Мэдди инстинктивно отступила в глубь комнатушки, когда Тристан потянулся к ручке двери. На пороге стояла та самая пухленькая служанка с подносом в руках, а рядом с ней – мальчишка-прислужник с двумя льняными полотенцами и тазом воды, от которого поднимался горячий пар.

Служанка нерешительно улыбнулась:

– Рагу уже кончилось. Когда вы меня напугали там, внизу, я рассыпала последнее, что было. Понимаете, эти головорезы прожорливы как свиньи… Но не расстраивайтесь, святой отец! Вам с вашим спутником не придется ложиться спать голодными! Я кое-что для вас разыскала. – Служанка вручила Тристану поднос. – Возьмите. Здесь хлеб и сыр.

Утро, наконец, забрезжившее после долгой ночи, было холодным и бледным, как улыбка сборщика налогов. Сквозь полуопущенные ресницы Мэдди глядела, как серый свет сочится через грязное стекло узкого окошка. Этой ночью она плохо спала, хотя кровать была предоставлена ей в безраздельное пользование. Накануне, молча расправившись с ужином, Тристан завернулся в дорожное одеяло, улегся на полу, подложив под голову сумку, и закрыл глаза.

Еще долгое время после того, как погас дымный огарок, Мэдди лежала, глядя в темноту, и вспоминала оскорбительные слова своего спутника: “Костлявая жеманная девица со змеиным жалом вместо языка”.

Она старалась убедить себя, что обижаться тут ровным счетом не на что. Ведь Тристан говорил в порыве гнева… и она сама вызвала эту вспышку. Однако Мэдди казалось, что именно в этих словах правды было значительно больше, чем желания оскорбить ее. Она понимала, что грудь у нее и впрямь далеко не такая пышная, как хотелось бы. Но… змеиное жало?! Если и это было правдой, то часть вины, без сомнения, можно переложить на мсье Тибальта, которому каким-то чудом удавалось пробуждать в Мадлен Харкур все ее самые неприятные качества.
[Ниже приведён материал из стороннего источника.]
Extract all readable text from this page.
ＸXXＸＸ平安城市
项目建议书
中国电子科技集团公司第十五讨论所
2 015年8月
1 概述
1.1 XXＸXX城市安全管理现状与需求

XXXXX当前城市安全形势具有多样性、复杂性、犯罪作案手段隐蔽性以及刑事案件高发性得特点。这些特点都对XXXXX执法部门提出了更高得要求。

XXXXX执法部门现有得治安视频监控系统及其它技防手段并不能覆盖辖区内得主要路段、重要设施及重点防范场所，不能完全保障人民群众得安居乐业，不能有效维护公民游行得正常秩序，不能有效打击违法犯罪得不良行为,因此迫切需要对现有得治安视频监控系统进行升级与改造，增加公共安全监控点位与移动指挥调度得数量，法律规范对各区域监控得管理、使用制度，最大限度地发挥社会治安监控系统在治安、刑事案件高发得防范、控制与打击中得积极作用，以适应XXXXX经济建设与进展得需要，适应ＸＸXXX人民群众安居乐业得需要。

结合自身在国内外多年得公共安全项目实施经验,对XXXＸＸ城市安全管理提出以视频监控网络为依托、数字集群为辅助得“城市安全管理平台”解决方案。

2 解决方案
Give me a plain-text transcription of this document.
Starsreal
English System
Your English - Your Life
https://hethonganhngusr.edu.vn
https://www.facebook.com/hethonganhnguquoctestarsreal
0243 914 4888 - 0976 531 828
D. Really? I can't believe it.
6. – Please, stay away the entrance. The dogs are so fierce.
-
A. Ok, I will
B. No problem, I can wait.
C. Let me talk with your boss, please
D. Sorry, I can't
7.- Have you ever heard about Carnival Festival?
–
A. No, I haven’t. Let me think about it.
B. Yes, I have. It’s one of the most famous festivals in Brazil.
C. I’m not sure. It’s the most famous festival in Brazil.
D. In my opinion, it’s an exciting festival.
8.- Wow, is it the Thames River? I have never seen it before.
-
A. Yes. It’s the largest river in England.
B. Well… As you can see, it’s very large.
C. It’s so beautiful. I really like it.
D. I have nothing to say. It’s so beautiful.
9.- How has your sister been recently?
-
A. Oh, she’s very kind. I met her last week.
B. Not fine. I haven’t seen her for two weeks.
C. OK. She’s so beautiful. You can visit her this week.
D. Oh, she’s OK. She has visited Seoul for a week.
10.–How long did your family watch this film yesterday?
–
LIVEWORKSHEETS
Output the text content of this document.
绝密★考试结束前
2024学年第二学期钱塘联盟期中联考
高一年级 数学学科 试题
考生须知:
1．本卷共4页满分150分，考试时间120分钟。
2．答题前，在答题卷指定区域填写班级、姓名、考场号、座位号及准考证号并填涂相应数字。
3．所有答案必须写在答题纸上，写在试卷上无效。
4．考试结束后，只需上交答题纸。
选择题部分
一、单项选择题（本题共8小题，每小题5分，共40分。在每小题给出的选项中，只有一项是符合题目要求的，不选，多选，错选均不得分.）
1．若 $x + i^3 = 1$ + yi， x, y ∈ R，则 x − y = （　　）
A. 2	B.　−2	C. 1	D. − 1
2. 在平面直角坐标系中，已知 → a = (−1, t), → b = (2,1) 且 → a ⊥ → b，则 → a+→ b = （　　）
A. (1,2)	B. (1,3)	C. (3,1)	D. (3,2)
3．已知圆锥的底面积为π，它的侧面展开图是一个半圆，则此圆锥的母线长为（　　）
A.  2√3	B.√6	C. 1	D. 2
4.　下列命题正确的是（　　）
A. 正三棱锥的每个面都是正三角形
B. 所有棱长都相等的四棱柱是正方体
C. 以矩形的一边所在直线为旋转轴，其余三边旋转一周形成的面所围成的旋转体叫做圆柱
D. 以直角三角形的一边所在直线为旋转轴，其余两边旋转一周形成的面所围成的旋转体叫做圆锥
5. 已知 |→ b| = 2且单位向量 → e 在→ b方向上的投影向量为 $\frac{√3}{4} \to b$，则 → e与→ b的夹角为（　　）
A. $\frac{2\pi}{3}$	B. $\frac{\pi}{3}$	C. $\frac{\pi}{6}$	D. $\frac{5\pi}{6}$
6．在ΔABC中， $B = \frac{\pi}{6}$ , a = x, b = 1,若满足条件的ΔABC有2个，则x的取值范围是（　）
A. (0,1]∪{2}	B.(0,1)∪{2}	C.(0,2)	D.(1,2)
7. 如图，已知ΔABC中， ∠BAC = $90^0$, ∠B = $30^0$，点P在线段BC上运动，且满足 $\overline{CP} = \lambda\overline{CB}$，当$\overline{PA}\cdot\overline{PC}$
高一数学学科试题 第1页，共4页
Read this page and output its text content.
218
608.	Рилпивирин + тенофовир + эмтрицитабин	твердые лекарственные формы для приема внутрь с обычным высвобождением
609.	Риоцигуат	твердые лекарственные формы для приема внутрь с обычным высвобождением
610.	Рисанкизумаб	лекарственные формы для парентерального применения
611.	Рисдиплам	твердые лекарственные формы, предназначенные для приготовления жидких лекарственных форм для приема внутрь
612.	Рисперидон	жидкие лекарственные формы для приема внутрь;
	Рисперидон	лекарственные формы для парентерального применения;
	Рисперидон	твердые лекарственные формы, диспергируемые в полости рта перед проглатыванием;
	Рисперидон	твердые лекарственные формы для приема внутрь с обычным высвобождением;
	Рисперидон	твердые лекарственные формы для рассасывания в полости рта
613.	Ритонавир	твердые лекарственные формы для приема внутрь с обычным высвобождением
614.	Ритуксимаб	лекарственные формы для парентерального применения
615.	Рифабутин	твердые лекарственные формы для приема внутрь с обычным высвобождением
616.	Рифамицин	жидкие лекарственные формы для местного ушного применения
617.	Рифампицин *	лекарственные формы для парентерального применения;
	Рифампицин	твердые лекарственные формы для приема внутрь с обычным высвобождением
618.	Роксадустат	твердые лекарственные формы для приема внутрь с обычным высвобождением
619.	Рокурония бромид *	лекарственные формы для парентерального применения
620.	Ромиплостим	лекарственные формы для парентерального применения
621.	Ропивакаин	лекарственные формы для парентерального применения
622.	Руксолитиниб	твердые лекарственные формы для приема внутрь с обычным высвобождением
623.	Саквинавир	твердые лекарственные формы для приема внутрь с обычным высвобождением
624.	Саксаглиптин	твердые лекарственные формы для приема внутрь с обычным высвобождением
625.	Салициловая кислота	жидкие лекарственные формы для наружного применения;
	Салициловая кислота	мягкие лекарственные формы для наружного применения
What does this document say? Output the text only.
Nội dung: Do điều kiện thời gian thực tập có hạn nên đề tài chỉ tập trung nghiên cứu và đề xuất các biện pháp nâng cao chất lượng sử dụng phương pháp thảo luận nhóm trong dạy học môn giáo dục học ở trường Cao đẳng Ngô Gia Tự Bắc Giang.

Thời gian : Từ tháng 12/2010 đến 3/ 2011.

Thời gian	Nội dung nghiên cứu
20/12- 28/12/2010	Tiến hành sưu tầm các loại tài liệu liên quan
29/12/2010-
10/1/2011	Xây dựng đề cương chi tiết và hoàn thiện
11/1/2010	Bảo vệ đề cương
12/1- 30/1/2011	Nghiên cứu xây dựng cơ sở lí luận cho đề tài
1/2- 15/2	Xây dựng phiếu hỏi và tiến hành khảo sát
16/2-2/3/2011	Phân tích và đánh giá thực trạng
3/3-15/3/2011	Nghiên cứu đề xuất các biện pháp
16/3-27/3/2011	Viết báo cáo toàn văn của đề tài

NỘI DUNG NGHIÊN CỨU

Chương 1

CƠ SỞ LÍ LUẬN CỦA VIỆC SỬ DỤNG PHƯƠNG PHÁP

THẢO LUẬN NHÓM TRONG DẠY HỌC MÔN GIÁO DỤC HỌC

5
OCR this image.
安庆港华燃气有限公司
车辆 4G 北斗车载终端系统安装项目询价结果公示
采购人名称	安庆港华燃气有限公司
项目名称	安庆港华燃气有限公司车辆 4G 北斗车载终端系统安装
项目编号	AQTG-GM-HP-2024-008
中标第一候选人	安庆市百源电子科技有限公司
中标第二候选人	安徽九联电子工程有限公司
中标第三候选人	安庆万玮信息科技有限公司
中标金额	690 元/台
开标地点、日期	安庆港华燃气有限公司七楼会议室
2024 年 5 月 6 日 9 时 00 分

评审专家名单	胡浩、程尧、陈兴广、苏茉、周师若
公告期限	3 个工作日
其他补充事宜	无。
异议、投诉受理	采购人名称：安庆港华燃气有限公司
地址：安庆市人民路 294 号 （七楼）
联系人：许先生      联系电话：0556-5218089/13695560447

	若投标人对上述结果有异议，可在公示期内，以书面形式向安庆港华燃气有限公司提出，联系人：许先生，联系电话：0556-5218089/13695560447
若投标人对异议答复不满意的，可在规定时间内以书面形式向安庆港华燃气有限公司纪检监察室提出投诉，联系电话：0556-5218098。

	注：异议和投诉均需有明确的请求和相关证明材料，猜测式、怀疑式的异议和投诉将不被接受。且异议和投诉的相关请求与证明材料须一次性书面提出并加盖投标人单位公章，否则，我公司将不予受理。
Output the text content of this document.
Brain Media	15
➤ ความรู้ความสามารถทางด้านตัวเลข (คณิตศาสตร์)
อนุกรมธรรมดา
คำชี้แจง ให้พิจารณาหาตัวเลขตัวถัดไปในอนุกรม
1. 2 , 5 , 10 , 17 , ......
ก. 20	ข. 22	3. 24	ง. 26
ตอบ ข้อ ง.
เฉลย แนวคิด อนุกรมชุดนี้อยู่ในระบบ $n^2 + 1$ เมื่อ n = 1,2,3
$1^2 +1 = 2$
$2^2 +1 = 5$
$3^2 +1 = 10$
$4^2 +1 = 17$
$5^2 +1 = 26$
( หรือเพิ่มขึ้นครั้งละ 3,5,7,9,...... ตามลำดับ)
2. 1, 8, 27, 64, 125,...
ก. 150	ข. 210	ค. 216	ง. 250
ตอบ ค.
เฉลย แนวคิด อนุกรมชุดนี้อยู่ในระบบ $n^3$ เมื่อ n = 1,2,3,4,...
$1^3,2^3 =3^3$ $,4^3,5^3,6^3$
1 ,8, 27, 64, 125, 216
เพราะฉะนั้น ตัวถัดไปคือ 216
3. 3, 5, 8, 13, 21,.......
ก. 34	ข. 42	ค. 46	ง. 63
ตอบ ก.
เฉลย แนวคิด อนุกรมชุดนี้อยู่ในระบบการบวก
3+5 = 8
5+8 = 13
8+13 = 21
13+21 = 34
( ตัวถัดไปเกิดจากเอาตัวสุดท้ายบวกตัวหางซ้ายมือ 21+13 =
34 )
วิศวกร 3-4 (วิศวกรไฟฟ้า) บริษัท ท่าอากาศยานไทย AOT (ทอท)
Вспоминая свои вчерашние мысли и сонно оглядывая еще полутемную каморку, Мэдди увидела, что Тристан пошевелился… затем потянулся, зевнул… поднялся с пола, с трудом шевеля затекшими ногами, и свернул одеяло. Порывшись в сумке, он достал бритву, которой снабдил его слуга отца Бертрана. Обнаружив в умывальном тазу остатки воды и кусок мыла, Тристан принялся неторопливо бриться перед треснувшим зеркалом, которое висело на стене над ящиком-столом.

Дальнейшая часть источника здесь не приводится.